CRISE CONTRE STAGNATION

Outre les solutions à court terme, qui ne feraient que perpétuer les investissements alimentés par la dette, les économistes envisagent trois options pour la Chine.

La première est une crise rapide et douloureuse qui efface la dette, limite les capacités industrielles excessives et dégonfle la bulle immobilière. Une autre option est un processus de plusieurs décennies au cours duquel la Chine réduira progressivement ces excès au détriment de la croissance. La troisième consiste à passer à un modèle axé sur la consommation, avec des réformes structurelles qui causent des difficultés à court terme, mais qui permettent à la Chine de renaître plus vite et plus fort.

Une crise pourrait survenir si l'énorme marché immobilier s'effondrait de manière incontrôlée, entraînant avec lui le secteur financier.

L'autre point sensible est la dette des collectivités locales, estimée par le Fonds monétaire international à 9 000 milliards de dollars.
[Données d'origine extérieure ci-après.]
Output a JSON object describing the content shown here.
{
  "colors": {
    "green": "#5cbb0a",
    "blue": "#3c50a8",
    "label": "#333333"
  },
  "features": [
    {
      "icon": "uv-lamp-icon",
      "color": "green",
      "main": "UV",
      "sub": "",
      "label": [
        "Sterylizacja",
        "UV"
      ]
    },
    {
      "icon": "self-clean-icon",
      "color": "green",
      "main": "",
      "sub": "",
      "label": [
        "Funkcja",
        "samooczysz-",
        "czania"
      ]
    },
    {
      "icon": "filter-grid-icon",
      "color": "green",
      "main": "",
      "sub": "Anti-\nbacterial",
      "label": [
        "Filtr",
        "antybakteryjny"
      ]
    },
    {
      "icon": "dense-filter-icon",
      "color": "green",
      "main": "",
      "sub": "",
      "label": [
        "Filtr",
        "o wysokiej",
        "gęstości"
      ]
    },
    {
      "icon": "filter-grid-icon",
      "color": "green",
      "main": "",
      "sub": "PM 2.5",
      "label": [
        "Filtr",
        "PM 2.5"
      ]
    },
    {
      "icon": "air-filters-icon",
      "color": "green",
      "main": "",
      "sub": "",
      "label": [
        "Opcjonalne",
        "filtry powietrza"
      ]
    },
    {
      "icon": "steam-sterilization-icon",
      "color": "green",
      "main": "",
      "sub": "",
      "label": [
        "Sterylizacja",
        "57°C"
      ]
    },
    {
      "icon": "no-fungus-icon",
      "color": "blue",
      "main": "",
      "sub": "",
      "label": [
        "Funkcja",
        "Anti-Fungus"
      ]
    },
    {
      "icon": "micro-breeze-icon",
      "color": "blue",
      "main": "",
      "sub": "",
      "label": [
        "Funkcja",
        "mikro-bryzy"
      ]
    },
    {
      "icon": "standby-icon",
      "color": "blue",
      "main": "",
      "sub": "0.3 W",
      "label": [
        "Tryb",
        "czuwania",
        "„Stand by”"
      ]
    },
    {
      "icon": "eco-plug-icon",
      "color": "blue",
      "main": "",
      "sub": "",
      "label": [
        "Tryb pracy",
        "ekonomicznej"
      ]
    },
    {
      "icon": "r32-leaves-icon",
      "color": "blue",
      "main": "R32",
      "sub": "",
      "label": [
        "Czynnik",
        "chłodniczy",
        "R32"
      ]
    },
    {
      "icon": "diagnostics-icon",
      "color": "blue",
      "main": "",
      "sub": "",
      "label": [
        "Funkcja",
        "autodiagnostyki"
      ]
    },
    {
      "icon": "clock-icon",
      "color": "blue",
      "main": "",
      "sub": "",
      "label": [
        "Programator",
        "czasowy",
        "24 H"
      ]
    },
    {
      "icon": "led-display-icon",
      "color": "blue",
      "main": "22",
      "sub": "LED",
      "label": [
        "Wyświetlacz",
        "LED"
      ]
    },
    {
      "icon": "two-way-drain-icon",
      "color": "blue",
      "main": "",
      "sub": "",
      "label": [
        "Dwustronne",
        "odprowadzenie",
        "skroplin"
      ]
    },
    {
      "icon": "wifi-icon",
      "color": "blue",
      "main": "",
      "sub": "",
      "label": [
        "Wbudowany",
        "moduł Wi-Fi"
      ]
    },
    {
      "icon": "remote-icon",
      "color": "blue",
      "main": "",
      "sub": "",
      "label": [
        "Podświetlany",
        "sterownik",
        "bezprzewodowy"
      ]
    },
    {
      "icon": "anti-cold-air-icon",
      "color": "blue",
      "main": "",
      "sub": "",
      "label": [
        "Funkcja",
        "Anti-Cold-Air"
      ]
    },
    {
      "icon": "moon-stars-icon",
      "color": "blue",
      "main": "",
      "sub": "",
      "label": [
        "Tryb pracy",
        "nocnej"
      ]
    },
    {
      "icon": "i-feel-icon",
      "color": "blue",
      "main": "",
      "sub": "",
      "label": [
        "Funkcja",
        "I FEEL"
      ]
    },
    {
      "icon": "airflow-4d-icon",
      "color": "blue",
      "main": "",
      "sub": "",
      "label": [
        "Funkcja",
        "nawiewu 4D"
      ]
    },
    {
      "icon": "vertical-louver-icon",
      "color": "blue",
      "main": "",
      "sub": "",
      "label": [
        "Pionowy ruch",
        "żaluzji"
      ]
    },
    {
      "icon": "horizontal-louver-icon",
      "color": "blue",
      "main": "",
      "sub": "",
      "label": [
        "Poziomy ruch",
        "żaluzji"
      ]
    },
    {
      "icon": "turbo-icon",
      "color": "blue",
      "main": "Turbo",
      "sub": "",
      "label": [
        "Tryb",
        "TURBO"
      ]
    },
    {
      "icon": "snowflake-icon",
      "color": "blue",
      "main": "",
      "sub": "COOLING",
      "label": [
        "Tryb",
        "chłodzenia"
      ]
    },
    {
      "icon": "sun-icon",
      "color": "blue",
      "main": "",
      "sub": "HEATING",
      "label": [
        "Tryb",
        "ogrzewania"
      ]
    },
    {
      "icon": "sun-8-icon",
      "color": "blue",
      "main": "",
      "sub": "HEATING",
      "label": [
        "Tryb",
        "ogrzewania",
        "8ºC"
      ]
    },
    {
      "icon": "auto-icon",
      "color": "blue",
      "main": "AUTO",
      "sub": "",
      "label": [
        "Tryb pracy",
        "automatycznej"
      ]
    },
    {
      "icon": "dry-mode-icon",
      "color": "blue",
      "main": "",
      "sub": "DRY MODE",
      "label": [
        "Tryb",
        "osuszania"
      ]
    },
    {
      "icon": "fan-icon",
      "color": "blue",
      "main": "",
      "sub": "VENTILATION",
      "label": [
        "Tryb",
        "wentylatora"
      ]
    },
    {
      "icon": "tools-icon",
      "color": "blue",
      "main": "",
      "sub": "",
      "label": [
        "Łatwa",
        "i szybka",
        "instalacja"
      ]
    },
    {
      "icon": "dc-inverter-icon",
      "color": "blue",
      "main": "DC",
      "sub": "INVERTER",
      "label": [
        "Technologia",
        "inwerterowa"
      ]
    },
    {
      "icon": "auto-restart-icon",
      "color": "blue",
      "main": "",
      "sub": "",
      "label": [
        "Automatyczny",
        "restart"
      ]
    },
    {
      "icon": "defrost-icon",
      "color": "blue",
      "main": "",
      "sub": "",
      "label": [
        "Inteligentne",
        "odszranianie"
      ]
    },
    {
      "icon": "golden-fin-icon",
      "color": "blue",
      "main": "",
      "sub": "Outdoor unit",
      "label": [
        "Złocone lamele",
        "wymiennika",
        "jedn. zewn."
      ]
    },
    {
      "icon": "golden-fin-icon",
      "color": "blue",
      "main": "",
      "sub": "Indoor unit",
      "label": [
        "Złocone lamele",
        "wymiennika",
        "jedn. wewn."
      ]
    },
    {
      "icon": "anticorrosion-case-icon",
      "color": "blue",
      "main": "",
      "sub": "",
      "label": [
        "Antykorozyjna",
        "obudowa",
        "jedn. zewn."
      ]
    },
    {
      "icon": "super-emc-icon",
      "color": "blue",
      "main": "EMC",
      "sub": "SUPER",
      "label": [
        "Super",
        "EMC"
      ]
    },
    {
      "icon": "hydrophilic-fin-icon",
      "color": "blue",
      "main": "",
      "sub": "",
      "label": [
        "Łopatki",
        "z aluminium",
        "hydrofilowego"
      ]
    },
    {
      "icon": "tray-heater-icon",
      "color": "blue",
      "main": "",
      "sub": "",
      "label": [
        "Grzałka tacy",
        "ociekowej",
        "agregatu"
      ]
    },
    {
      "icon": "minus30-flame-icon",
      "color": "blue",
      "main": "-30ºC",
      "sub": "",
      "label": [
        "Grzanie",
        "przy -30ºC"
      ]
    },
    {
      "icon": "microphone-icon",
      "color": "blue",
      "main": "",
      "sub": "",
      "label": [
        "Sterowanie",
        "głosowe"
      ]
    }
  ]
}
En juillet, la Chine a promis de présenter un "ensemble de mesures" pour faire face aux risques liés à la dette municipale, sans donner de détails.

Logan Wright, associé chez Rhodium Group, explique que Pékin doit décider quelle partie de cette dette doit être sauvée, car le montant est trop important pour fournir des garanties complètes de remboursement, que le marché considère actuellement comme implicites.

"Une crise se produira en Chine lorsque la crédibilité du gouvernement vacillera", a-t-il déclaré.

"Lorsque le financement sera soudainement interrompu pour les investissements restants qui semblent soumis à un risque de marché, les marchés financiers chinois connaîtront un moment d'incertitude considérable.

Mais compte tenu du contrôle exercé par l'État sur de nombreux promoteurs et banques et de l'étroitesse du compte de capital qui limite les sorties d'actifs à l'étranger, il s'agit là d'un scénario à faible risque, selon de nombreux économistes.

Alicia Garcia Herrero, économiste en chef pour l'Asie-Pacifique chez Natixis, s'attend à ce qu'il y ait beaucoup d'acheteurs si Pékin consolide la dette, étant donné les alternatives d'investissement limitées.

"Je suis plutôt dans le camp de la croissance lente", a-t-elle déclaré. "Plus la dette s'accumule pour des projets qui ne sont pas productifs, plus le rendement des actifs, en particulier des investissements publics, est faible, ce qui signifie réellement que la Chine ne peut pas s'en sortir par la croissance.

Éviter une crise en prolongeant la période d'ajustement comporte toutefois des risques pour la stabilité, avec un taux de chômage des jeunes dépassant les 21 % et environ 70 % de la richesse des ménages investie dans l'immobilier.

"L'une des plus grandes réussites de la Chine, la constitution d'une classe moyenne forte, est également en train de devenir sa plus grande vulnérabilité", a déclaré M. Zenglein de MERICS. "Si vous vous placez du point de vue d'un jeune, vous risquez d'être la première génération de l'après-réforme dont le bien-être économique risque de se heurter à un mur. Si le message est de se serrer la ceinture et de se retrousser les manches, ce sera difficile à faire passer.

LES RÉFORMES, CETTE FOIS-CI ?

La troisième voie, celle du passage actif à un nouveau modèle, est considérée comme très improbable, compte tenu de ce qui est arrivé au programme en 60 points de Xi.

Selon les analystes, ces plans ont à peine été mentionnés depuis 2015, lorsqu'une peur des sorties de capitaux a fait chuter les actions et le yuan et a engendré une aversion officielle pour les réformes potentiellement perturbatrices.

Depuis lors, la Chine a fait marche arrière en ce qui concerne la libéralisation des marchés financiers, tandis que les projets visant à contrôler les mastodontes de l'État et à introduire une protection sociale universelle ne se sont jamais vraiment concrétisés.

"Le moment est venu pour le train de changer de direction vers un nouveau modèle, et je pense qu'il y a de l'appétit pour le faire", a déclaré M. Hurst.

"Mais en même temps, on craint beaucoup les risques politiques et sociaux à court terme, en particulier celui de provoquer une crise économique.